Saturday, 22 June 2013

The only way to get smarter is to play a smarter opponent

There is a chance that I'm the only person who woke up this week with the desire to see Revolver. 


Such is life. 

When I was younger - so much younger than today - I saw Revolver after it had come out because, as I think I've covered in some previous entry somewhere, I really used to be deeply into Guy Ritchie's films. 

If you've seen Revolver, you may find this funny, especially given the dodginess of Jason Statham's facial hair choices in the film. Seriously, that Fu Man Chu mustache / stubble combo is intense

Revolver is, however, an interesting film - in my opinion - if you take it apart and consider the pieces, rather than the way they've been smooshed together. 

Visually, for instance, it's fascinating - the colour palette is amazing, because it's more than just the orange/blue spin the colour wheel and pick two opposites school of thinking. (That said, Ray Liotta does spend a lot of time in blue light - or with a blue filter on the shot - while he's ostensibly tanning.)

There's also some innovative camerawork that needs paying heed to, also - especially during Sorter's very calm, very collected rampage towards the end, which is camerawork like you've never seen put together, where the camera never stops moving but the shot keeps changing (and the shots - a pun, or play on words - keep coming). 

It's also worth locating the film in the context of Strong's career, as an aside -  after revolver, it's less Prime Suspect Six and more Syriana, Stardust and Sunshine, so there's an alphabetical moving-on as well as a stardom-related moving-up. You could say the same for André 3000 - and it just feels wrong to refer to him as André Benjamin - but in his case, his film career... Let's just not go there. It'll take you all of two clicks to check it out in Wikipedia, if you're so inclined. I really like Idlewild, but the rest... 

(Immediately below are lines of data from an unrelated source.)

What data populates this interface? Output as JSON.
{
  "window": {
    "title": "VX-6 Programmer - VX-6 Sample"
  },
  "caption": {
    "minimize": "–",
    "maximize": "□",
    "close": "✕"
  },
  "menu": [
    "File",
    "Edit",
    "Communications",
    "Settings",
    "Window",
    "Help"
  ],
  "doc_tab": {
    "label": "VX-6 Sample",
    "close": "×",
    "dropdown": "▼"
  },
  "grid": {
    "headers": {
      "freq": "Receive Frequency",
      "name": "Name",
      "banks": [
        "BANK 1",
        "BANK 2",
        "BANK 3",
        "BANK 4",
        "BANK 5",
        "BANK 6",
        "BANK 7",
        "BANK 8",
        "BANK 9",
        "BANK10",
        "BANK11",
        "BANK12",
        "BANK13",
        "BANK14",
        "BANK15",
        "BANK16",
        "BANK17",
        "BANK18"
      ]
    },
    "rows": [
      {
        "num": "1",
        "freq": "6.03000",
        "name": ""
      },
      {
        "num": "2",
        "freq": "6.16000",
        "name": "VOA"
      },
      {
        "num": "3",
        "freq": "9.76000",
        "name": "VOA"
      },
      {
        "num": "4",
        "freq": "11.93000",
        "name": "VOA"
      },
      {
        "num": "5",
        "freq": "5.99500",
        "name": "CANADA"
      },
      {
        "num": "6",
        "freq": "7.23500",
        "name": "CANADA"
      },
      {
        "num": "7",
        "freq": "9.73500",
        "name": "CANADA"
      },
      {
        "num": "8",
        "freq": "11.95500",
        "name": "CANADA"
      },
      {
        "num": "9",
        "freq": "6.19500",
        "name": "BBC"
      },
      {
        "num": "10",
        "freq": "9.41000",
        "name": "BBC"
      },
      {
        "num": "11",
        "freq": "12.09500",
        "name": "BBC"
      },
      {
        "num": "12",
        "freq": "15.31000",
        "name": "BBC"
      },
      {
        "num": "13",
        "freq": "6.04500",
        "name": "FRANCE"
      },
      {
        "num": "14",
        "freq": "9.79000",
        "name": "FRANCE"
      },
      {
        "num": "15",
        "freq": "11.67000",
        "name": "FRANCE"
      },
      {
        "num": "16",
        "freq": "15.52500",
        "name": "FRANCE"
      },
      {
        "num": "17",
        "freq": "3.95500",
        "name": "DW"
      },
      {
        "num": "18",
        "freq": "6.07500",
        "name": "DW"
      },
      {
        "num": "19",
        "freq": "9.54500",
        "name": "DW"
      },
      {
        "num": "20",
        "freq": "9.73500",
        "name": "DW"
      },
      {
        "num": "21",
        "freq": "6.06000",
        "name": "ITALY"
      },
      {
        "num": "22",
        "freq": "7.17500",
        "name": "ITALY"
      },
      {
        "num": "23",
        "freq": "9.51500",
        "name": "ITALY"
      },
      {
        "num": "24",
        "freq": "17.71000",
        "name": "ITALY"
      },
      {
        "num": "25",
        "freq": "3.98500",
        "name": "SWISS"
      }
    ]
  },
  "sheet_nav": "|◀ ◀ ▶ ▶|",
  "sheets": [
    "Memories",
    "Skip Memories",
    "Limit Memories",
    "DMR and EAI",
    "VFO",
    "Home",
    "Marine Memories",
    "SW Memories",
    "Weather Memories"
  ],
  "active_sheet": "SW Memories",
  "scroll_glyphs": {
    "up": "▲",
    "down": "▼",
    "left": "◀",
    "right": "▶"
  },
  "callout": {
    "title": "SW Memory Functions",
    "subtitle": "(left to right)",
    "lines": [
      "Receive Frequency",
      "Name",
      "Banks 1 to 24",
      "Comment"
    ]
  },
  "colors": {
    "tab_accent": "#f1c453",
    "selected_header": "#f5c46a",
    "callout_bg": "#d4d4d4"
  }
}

Revolver is, however, not universally loved. I like to pretend that the criticism about the 'pretensions' and the 'plot' are just veiled digs at Jason Statham's facial hair, but the fact is that the plot is a bit pretentious, but this is only a bad thing because it keeps trying to ground itself in a gangster story. Ostensibly there are two plotlines; 

- Green is out for revenge on Macha because Green's sister-in-law ended up dead following the last time they were involved

- Green is trying to dissipate his id - which is named, I think, Sam Gold, although Sam Gold is a collective term for every character's id - by confronting his primal, fight-or-flight fight-or-fuck urges. 

Okay. Pretentious

The second one, however, is arguably the more interesting of the storylines, because it skips merrily away from consensus reality and moves the viewer into a world where two criminals - who may or may not exist - can vanish from their cells in solitary confinement without a trace, can predict the future (with a limited range) and can cure a man of a degenerative blood disease by making him donate his entire fortune to charity. 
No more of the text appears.